Urban Roosts: Where Birds Nest in the CityThis week I am tackling picture books featuring Pale Male, NYC's resident  red-tailed hawk.  I have mentioned before on this blog that "birds in the city" is a popular theme for picture books.

But before I get to Pale Male, it seems appropriate to take a look at Barbara Bash's Urban Roosts, a non-fiction introduction to how and where birds choose to make their nests in urban environments. Fittingly, Bash starts us off with the pigeon. She then goes on to examine a dozen other birds and the clever places they find to build their nests: boots, railroad tracks, lampposts, etc.  The illustration of the house swallows reminded me of how my mother used to turn the water hose on the nests the resourceful birds made in the eaves of my childhood home. The birds were not daunted for long, but my mother still kept trying until one year the birds failed to return.  I feel a little sad about that now.

Bash's information about each bird's nesting behaviors and descriptions of the birds coupled with her lovely illustrations will certainly make you want to take your children out on an urban bird nest hunting expedition.  I also really appreciate the way Bash describes the similarity between their urban homes and their natural nesting places. For example, snowy owls choose northern airport landing fields because they are similar to the windswept plains of the tundra.

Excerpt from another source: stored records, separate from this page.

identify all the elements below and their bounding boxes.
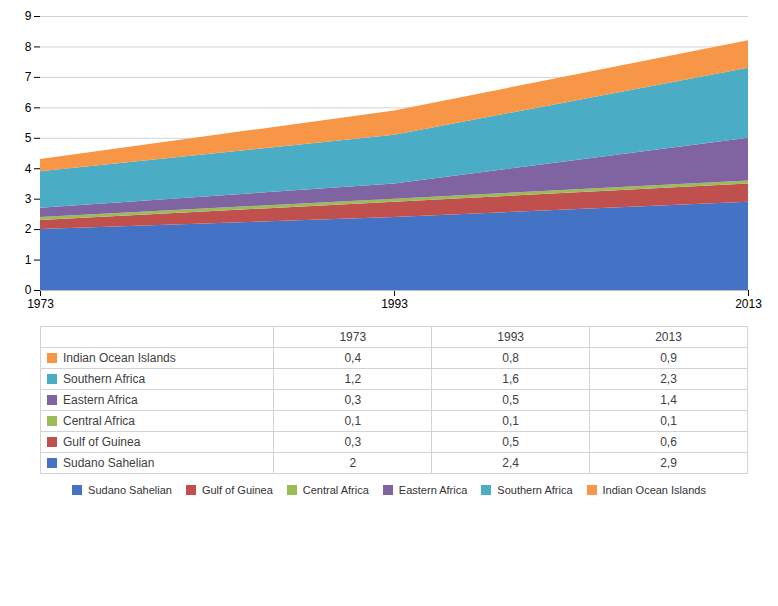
html-text:Sudano Sahelian: Sudano Sahelian xyxy=(88,484,172,496)
svg-text:8: 8 xyxy=(25,40,32,54)
svg-text:0: 0 xyxy=(25,283,32,297)
html-text:0,5: 0,5 xyxy=(502,393,519,407)
html-text:Gulf of Guinea: Gulf of Guinea xyxy=(63,435,141,449)
html-text:Central Africa: Central Africa xyxy=(63,414,135,428)
html-text:Southern Africa: Southern Africa xyxy=(497,484,573,496)
html-text:Indian Ocean Islands: Indian Ocean Islands xyxy=(602,484,706,496)
html-text:0,4: 0,4 xyxy=(344,351,362,365)
html-text:Southern Africa: Southern Africa xyxy=(63,372,146,386)
html-text:Gulf of Guinea: Gulf of Guinea xyxy=(201,484,273,496)
html-text:1,4: 1,4 xyxy=(660,393,677,407)
html-text:0,3: 0,3 xyxy=(344,435,362,449)
svg-text:2013: 2013 xyxy=(735,297,762,311)
html-text:0,8: 0,8 xyxy=(502,351,519,365)
html-text:1,2: 1,2 xyxy=(344,372,362,386)
html-text:0,3: 0,3 xyxy=(344,393,362,407)
html-text:2013: 2013 xyxy=(655,330,682,344)
html-text:Eastern Africa: Eastern Africa xyxy=(398,484,468,496)
html-text:1973: 1973 xyxy=(339,330,367,344)
svg-text:2: 2 xyxy=(25,222,32,236)
html-text:0,1: 0,1 xyxy=(502,414,519,428)
svg-text:1: 1 xyxy=(25,253,32,267)
svg-text:7: 7 xyxy=(25,70,32,84)
svg-text:1973: 1973 xyxy=(27,297,54,311)
html-text:0,9: 0,9 xyxy=(660,351,677,365)
svg-text:1993: 1993 xyxy=(381,297,408,311)
html-text:2,9: 2,9 xyxy=(660,456,677,470)
svg-text:9: 9 xyxy=(25,9,32,23)
html-text:Indian Ocean Islands: Indian Ocean Islands xyxy=(63,351,176,365)
html-text:1,6: 1,6 xyxy=(502,372,519,386)
html-text:2: 2 xyxy=(349,456,357,470)
html-text:Sudano Sahelian: Sudano Sahelian xyxy=(63,456,155,470)
html-text:Eastern Africa: Eastern Africa xyxy=(63,393,138,407)
svg-text:3: 3 xyxy=(25,192,32,206)
svg-text:6: 6 xyxy=(25,101,32,115)
html-text:0,1: 0,1 xyxy=(344,414,362,428)
html-text:0,6: 0,6 xyxy=(660,435,677,449)
html-text:2,3: 2,3 xyxy=(660,372,677,386)
html-text:0,5: 0,5 xyxy=(502,435,519,449)
html-text:Central Africa: Central Africa xyxy=(302,484,369,496)
html-text:2,4: 2,4 xyxy=(502,456,519,470)
svg-text:5: 5 xyxy=(25,131,32,145)
html-text:1993: 1993 xyxy=(497,330,524,344)
svg-text:4: 4 xyxy=(25,162,32,176)
html-text:0,1: 0,1 xyxy=(660,414,677,428)
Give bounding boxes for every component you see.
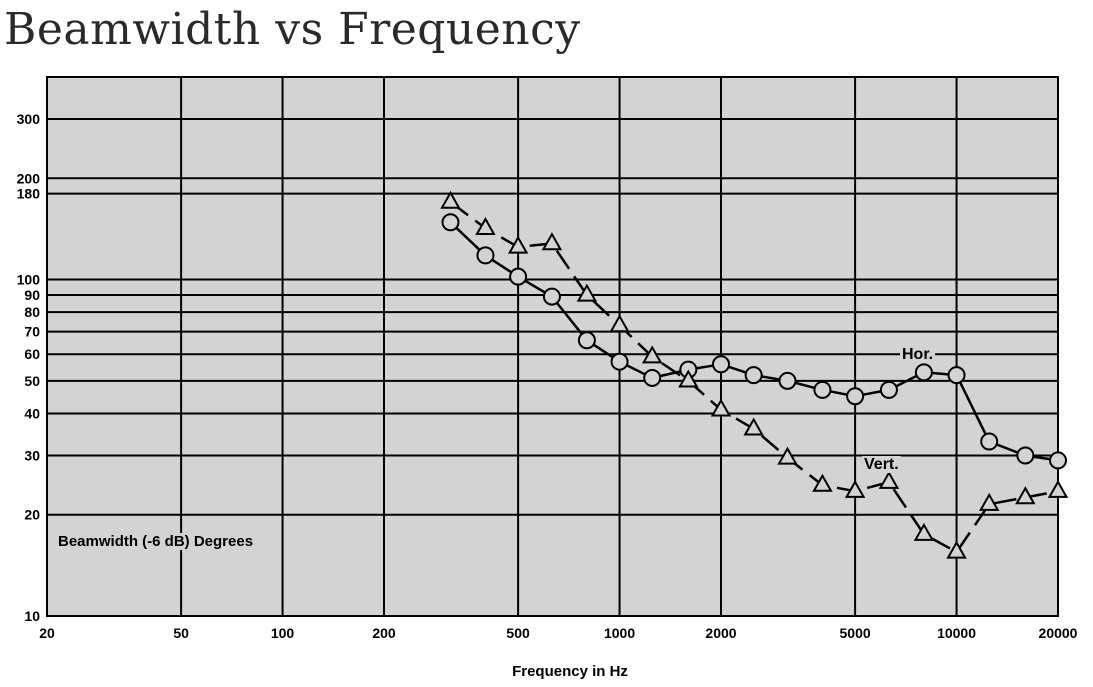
page-title: Beamwidth vs Frequency [4,4,581,55]
data-point-vert [710,398,732,417]
data-point-hor [914,363,933,382]
x-tick-label: 500 [506,625,530,641]
y-tick-label: 20 [24,507,40,523]
annot-hor-backing [900,346,936,363]
data-point-hor [509,267,528,286]
y-axis-label: Beamwidth (-6 dB) Degrees [58,533,253,550]
series-label-hor: Hor. [902,346,933,363]
data-point-vert [475,216,496,236]
y-tick-label: 300 [17,111,41,127]
data-point-vert [576,283,598,302]
y-tick-label: 80 [24,304,40,320]
y-tick-label: 70 [24,324,40,340]
data-point-hor [441,213,460,232]
x-tick-label: 5000 [840,625,871,641]
series-label-vert: Vert. [864,456,899,473]
y-tick-label: 60 [24,346,40,362]
data-point-hor [610,352,629,371]
data-point-vert [641,345,663,364]
x-tick-label: 2000 [705,625,736,641]
data-point-hor [643,368,662,387]
y-tick-label: 40 [24,405,40,421]
y-tick-label: 50 [24,373,40,389]
data-point-hor [813,380,832,399]
data-point-vert [1015,486,1036,505]
data-point-hor [947,366,966,385]
data-point-hor [778,371,797,390]
data-point-vert [609,314,630,333]
y-tick-label: 90 [24,287,40,303]
data-point-vert [507,235,529,254]
data-point-hor [577,331,596,350]
x-tick-label: 100 [271,625,295,641]
plot-frame [46,76,1059,617]
data-point-vert [946,540,967,559]
data-point-hor [1016,446,1035,465]
data-point-hor [1049,451,1067,470]
data-point-vert [844,479,866,498]
x-tick-label: 20 [39,625,55,641]
data-point-hor [980,432,999,451]
data-point-hor [846,387,865,406]
x-tick-label: 1000 [604,625,635,641]
data-point-vert [541,232,563,251]
y-tick-label: 100 [17,272,41,288]
x-tick-label: 50 [173,625,189,641]
data-point-hor [476,246,495,265]
x-tick-label: 20000 [1039,625,1078,641]
ylabel-backing [56,533,256,550]
y-tick-label: 200 [17,170,41,186]
data-point-vert [743,417,764,436]
data-point-vert [913,522,935,541]
data-point-vert [1047,479,1069,498]
x-tick-label: 200 [372,625,396,641]
data-point-vert [678,369,699,388]
data-point-hor [744,366,763,385]
data-point-vert [878,470,900,489]
data-point-vert [812,473,833,492]
y-tick-label: 30 [24,447,40,463]
plot-area [47,77,1058,616]
data-point-vert [440,190,461,209]
data-point-hor [542,287,561,306]
data-point-vert [978,492,1000,511]
data-point-hor [712,355,730,374]
y-tick-label: 180 [17,186,41,202]
y-tick-label: 10 [24,608,40,624]
annot-vert-backing [862,456,901,473]
data-point-vert [777,446,798,465]
x-tick-label: 10000 [937,625,976,641]
x-axis-label: Frequency in Hz [512,663,628,680]
data-point-hor [879,380,898,399]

Perhaps I will even start to appreciate the pigeons in the nearby store awning a bit more... that is, as long as I continue to evade their poop.

Want More?
Visit Cornell's fantastic website Celebrate Urban Birds, with some terrific downloads and kits to use when you and your child go urban birdwatching.
Visit the Author's Website.
If you live in NYC, learn about the birds we have.
Find more picture books about birds in the city on this blog.

Big Kid says: That bird is living in a streetlight! I see pigeons all the time, but I'd like to see that owl.

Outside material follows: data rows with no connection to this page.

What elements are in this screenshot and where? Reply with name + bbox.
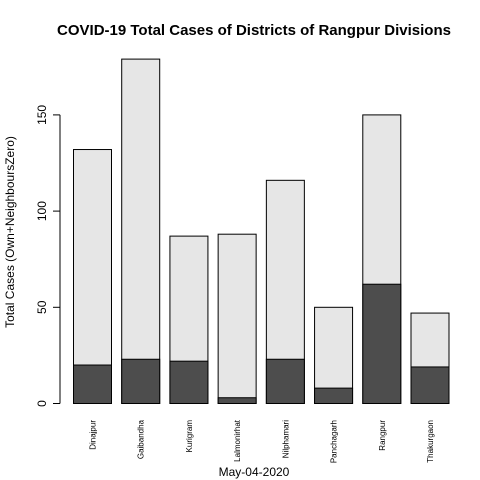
bar-own-kurigram xyxy=(169,360,209,405)
x-tick-label: Dinajpur xyxy=(89,420,98,450)
bar-total-dinajpur xyxy=(73,149,112,404)
y-axis-label: Total Cases (Own+NeighboursZero) xyxy=(3,136,17,328)
x-tick-label: Panchagarh xyxy=(330,420,339,463)
x-tick-label: Gaibandha xyxy=(137,419,146,459)
y-axis: 0 50 100 150 xyxy=(35,105,61,407)
bar-total-lalmonirhat xyxy=(217,233,257,404)
chart-title: COVID-19 Total Cases of Districts of Ran… xyxy=(57,22,451,39)
x-tick-label: Kurigram xyxy=(185,420,194,453)
bar-total-panchagarh xyxy=(314,306,354,404)
y-tick-label: 100 xyxy=(35,201,49,221)
bar-own-nilphamari xyxy=(265,358,305,404)
y-tick-label: 0 xyxy=(35,400,49,407)
bar-total-gaibandha xyxy=(121,58,161,404)
x-tick-label: Lalmonirhat xyxy=(233,419,242,462)
bar-own-dinajpur xyxy=(73,364,112,404)
bar-own-lalmonirhat xyxy=(217,397,257,405)
x-tick-label: Rangpur xyxy=(378,420,387,451)
y-tick-label: 50 xyxy=(35,300,49,314)
y-tick-label: 150 xyxy=(35,105,49,125)
x-axis-label: May-04-2020 xyxy=(219,465,290,479)
bar-own-gaibandha xyxy=(121,358,161,404)
x-axis-category-labels: Dinajpur Gaibandha Kurigram Lalmonirhat Nilp… xyxy=(89,419,436,463)
x-tick-label: Thakurgaon xyxy=(426,420,435,463)
x-tick-label: Nilphamari xyxy=(281,420,290,458)
bars-own-series xyxy=(73,283,450,405)
bar-own-thakurgaon xyxy=(410,366,450,405)
bar-own-panchagarh xyxy=(314,387,354,404)
bar-own-rangpur xyxy=(362,283,402,404)
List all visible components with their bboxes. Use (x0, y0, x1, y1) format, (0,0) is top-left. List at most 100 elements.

I'm including this post as part of the Non-Fiction Monday Round-Up.

4 comments:

Alex said...

This sounds like an interesting book, even though I detest pigeons. But I have followed the adventures of Pale Male for a while, but haven't heard much about him lately.
We have an urban owl somewhere around the part of Manhattan I live in and ww hear him all the time. We also have birds who build their nest in the building's cable box and you can hear when they hatch.
City birds are very interesting. Thanks for bringing this book to everyon's attention.

Doret said...

After reading this I went ahead and added Urban Roosts to my library hold list.

I am not a fan of pigeons either, and all the walking they've been doing in recent years creeps me out.

There is some bird in Atlanta that will attack when you pass by their nest, which is usually on a city block. It will blindside and keep on coming. Running doesn't help. It's not fun.

Charlotte said...

Thanks for reviewing this--it sounds fascinating and I'll be on the look-out for it!

Raising a Happy Child said...

Very interesting. We really like well illustrated non-fiction books here. I didn't realize there is a book on urban roosts.